The Pope has made it unequivocally clear being vaccinated is a moral obligation. But Vatican guidance for Catholics in 2020 was pre-occupied by the question of the origin of cell lines that have contributed to vaccine production – human foetal tissue from two sources in the 1960s - despite vaccination being of paramount concern for the common good in this pandemic. This was at the expense of common good arguments for getting jabbed. The guidance concludes that the remoteness of the original ‘evil act’, abortion, removes any complicity from those seeking protection for themselves, family and others today. Indeed vaccination ‘may be a moral obligation’ if there are no other effective ways of stopping infection. Those who refuse in conscience must scrupulously find other ways of avoiding transmission of the virus. Scientists should obtain their cell lines without ending the development of a human life. Something tells me this is not going to sway militant anti-vaxxers.

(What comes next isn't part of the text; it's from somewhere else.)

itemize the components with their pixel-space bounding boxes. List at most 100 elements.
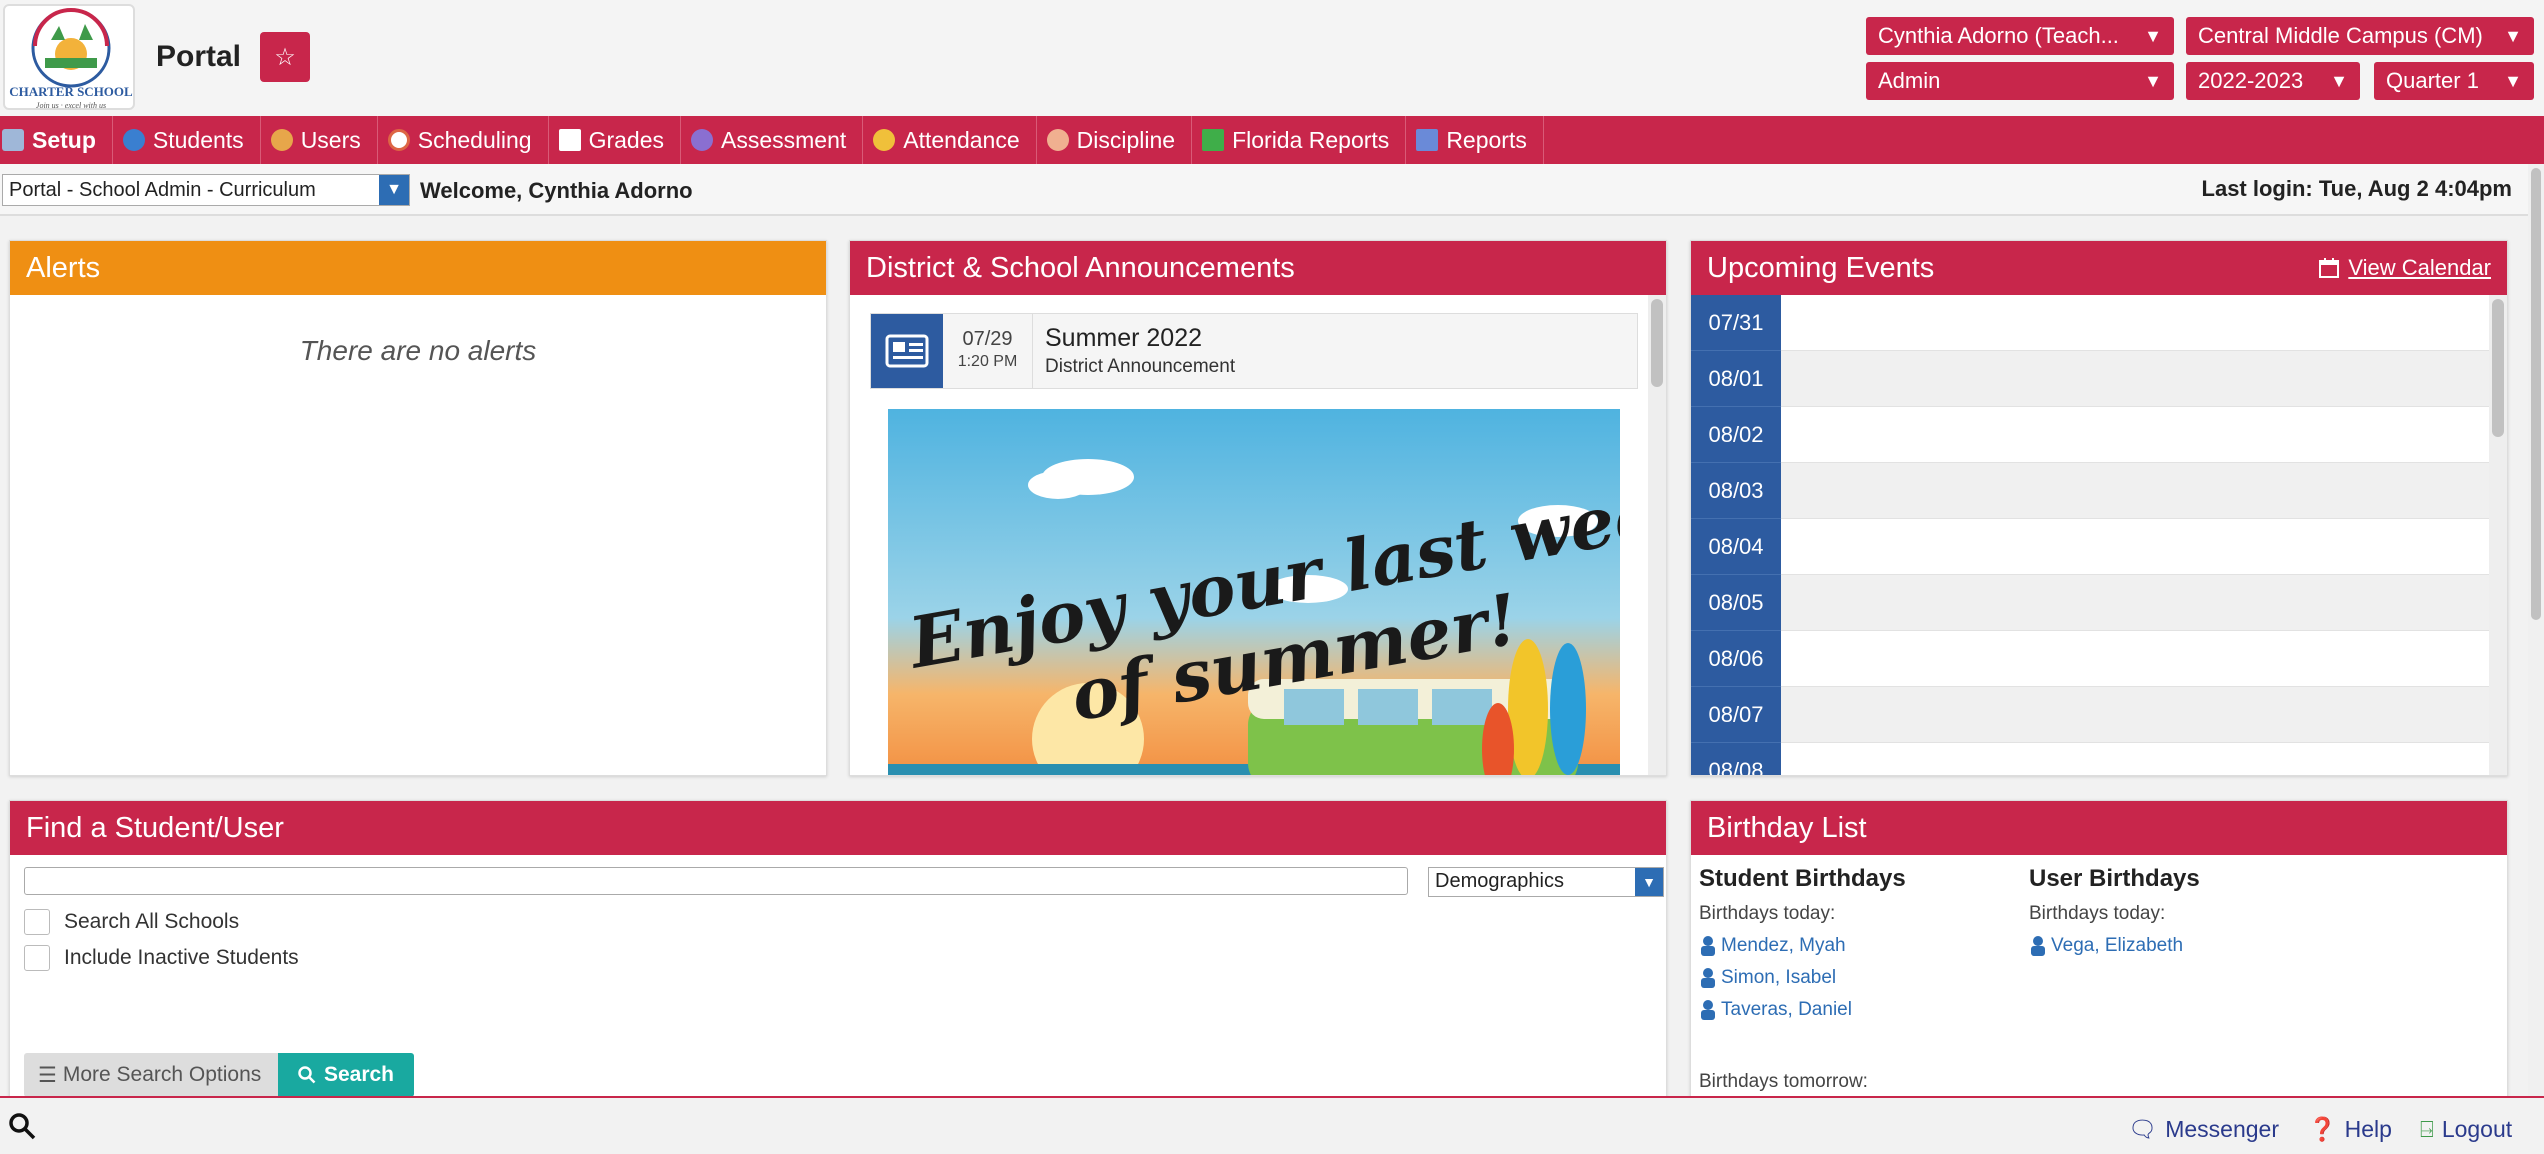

How to Make a Vaccine is well worth the effort. The scientific progress it presents is in many ways comforting. It puts flesh on the dry bones of ‘following the science’. Anti-vaxxers, especially those addicted to conspiracy theories, should ask themselves how the medical profession, with their Hippocratic Oath, have conspired to fool the world for the last three hundred years – and yet managed to save so many lives. And then dip into this paperback. They won’t even open it, of course. The persistence of opposition to vaccination based on nothing to do with conscience is sad, obstinate and dangerous.